Why a right for nature?

The idea of ​​enshrining rights to nature is finding more and more followers. In Quebec, a first initiative in this direction was carried out in February 2021 with regard to the Magpie River and many voices are raised to do the same with the St. Lawrence River. This approach is based on the premise that environmental law, as we know it, places people at the center of concerns, whereas a right to nature represents more of an integrated and holistic vision of all life and all ecosystems.

Posted at 12:00 p.m.

Michael Belanger

Michael Belanger
Emeritus Lawyer

I can only welcome this approach which seeks to understand and find solutions to the current environmental crisis, the scale of which tends to confirm that our legal systems have failed miserably. I nevertheless question the proposed solution in that it implies, in my opinion, an in-depth overhaul of our legal regimes, in a context where the environmental emergency rather requires very short-term solutions, especially since several of the questions which will result from it have already found answers in our laws.

Indeed, once the legal personality of a river, then of a river, then possibly of a wooded area, a wetland, a park and, one day soon, the entire environment, it will be necessary to specify the elements that we intend to protect there, between its waters, its bed, its tributaries, its shores and its wetlands (for what remains), its faunal and floristic species, the resources that are exploited there… However, rather than redefining the scope of these rights, it would be in our interest to rely on the current law which already covers, by its definition of the environment, “water, atmosphere, soil, environment with which living species maintain dynamic relationships”.

Subsequently, it will be necessary to determine who will be the people entitled to be the guardians of each element of this newly protected nature, their respective roles, their responsibilities and, finally, to reformulate the rights, obligations and remedies that will guarantee their protection. Once again, isn’t it preferable to avoid taking 10 to 20 years to redefine these parameters, at the risk of ending up in substantially the same place as today?

In law, recognizing a legal personality to nature would first imply giving its guardians the interest of taking legal action to ensure the protection of this nature. However, since 1978, the legislator has already democratized the application of the law by “allowing each citizen to have the possibility of being the defender of the collective wealth of Quebecers”, to paraphrase the minister at the time, Marcel Léger . To do this, the law has recognized that all people, without distinction, have a right to environmental protection and has created a special injunction to implement it. These unique measures Environment Quality Act, were audacious for the time and remain so. Above all, they avoid questioning who will be able to defend the new rights granted to nature; an exercise that would even risk, in the long term, reducing the already wide scope of the current law.

I am not saying that our laws are perfect, quite the contrary. Let us take advantage of these legislative achievements to improve them if necessary and attack the heart of the decision-making mechanisms at the political, administrative and judicial levels.

For example, in terms of government action, let us make the State accountable for its decisions, whether with regard to the loss of biodiversity, the disappearance of wetlands, the protection of essential habitats for threatened species, non-compliance with GHG reduction targets… Let’s close the loopholes allowing, sometimes with the complicity of the State, to bypass the BAPE process or avoid having to obtain environmental authorizations, as was the case the case recently with the tree frog in Longueuil. Let us grant citizens the right to contest authorizations to pollute, when they turn out to be erroneously issued by the minister, contrary to the current situation which grants this privilege only in cases where an authorization is refused by the minister to who demands deliverance…

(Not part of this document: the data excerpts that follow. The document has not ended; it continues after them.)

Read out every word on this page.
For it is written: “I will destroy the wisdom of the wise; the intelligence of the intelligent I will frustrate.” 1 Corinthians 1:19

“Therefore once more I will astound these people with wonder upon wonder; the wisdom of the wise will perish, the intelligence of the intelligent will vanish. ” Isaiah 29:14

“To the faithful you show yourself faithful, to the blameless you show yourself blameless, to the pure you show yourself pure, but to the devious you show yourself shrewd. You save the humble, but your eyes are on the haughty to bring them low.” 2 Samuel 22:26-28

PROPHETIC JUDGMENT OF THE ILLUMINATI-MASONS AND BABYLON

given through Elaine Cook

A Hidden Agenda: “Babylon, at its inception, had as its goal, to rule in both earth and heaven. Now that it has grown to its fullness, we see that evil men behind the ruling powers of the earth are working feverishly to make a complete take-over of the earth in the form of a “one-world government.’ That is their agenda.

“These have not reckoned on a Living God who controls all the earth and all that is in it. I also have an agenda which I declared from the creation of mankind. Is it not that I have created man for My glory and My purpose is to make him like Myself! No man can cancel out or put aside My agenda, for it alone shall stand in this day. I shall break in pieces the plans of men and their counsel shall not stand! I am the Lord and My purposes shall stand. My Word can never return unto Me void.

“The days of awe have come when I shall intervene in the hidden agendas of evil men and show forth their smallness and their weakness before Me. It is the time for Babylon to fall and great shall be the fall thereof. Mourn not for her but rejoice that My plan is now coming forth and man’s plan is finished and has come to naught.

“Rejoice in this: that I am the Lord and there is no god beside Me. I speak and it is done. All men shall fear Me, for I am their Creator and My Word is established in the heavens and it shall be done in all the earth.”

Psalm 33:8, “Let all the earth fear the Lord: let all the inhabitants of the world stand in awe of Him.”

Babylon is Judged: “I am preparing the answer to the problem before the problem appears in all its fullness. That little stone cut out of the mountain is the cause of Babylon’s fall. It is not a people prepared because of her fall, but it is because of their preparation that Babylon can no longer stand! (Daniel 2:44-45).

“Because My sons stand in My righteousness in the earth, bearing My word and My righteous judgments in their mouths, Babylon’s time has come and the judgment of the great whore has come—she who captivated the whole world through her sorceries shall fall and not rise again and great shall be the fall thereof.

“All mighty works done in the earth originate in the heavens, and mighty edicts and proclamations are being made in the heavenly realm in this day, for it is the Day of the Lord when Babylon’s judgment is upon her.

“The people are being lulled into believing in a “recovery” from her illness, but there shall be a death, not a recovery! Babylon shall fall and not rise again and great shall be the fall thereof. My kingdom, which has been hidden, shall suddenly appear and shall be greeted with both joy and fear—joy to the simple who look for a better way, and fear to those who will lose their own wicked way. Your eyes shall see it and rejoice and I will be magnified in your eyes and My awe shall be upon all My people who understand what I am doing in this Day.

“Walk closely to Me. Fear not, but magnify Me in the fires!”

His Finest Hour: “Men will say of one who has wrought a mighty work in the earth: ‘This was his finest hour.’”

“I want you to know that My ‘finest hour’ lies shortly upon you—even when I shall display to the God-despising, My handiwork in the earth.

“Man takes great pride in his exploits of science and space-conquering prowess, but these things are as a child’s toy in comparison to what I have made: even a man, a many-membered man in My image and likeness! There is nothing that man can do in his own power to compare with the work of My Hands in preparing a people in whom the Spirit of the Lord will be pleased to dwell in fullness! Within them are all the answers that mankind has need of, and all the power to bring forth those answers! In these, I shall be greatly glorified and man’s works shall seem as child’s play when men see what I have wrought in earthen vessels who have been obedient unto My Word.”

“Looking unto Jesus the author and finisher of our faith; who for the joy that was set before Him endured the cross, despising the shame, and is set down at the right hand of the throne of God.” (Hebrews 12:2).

Let’s reform the Regulatory Relief Policy under the Executive Council, which for more than 20 years has limited the adoption of environmental standards that would impede economic development. Let’s use the same mechanism, moreover very effective for businesses, to transform it into a policy to strengthen environmental standards… Avoiding subjecting so-called “sustainable” economic development to the support capacity of ecosystems only maintains the disillusionment of population faced with the hypocrisy of current environmental commitments.

On the judicial level, let’s strengthen citizens’ means of action by adding, for example, recourse for compensation for ecological damage or for the restoration of degraded environments. Let us facilitate the exercise of recourses for judicial review of the decisions of the State, in particular in order to compensate for its laxity in the application of its own laws…

Finally, access to justice also requires the allocation of adequate funding to ensure compliance with environmental standards. If the federal government has been funding access to the courts for decades to defend Canada’s official languages, why not draw inspiration from this mechanism to fund the actions of those who want to protect the “voiceless” from our planet ?

Nature already has rights and its protectors are all citizens. Let’s start from there and mobilize the supporters of a more ecocentric law, around reform proposals aimed rather at correcting the shortcomings of our current legal mechanisms. The magnitude of the changes needed to drastically and quickly reverse our devastating behavior will require a good dose of political courage; a courage that essentially depends on our will, individual and collective, to really prioritize the environment and assume the price.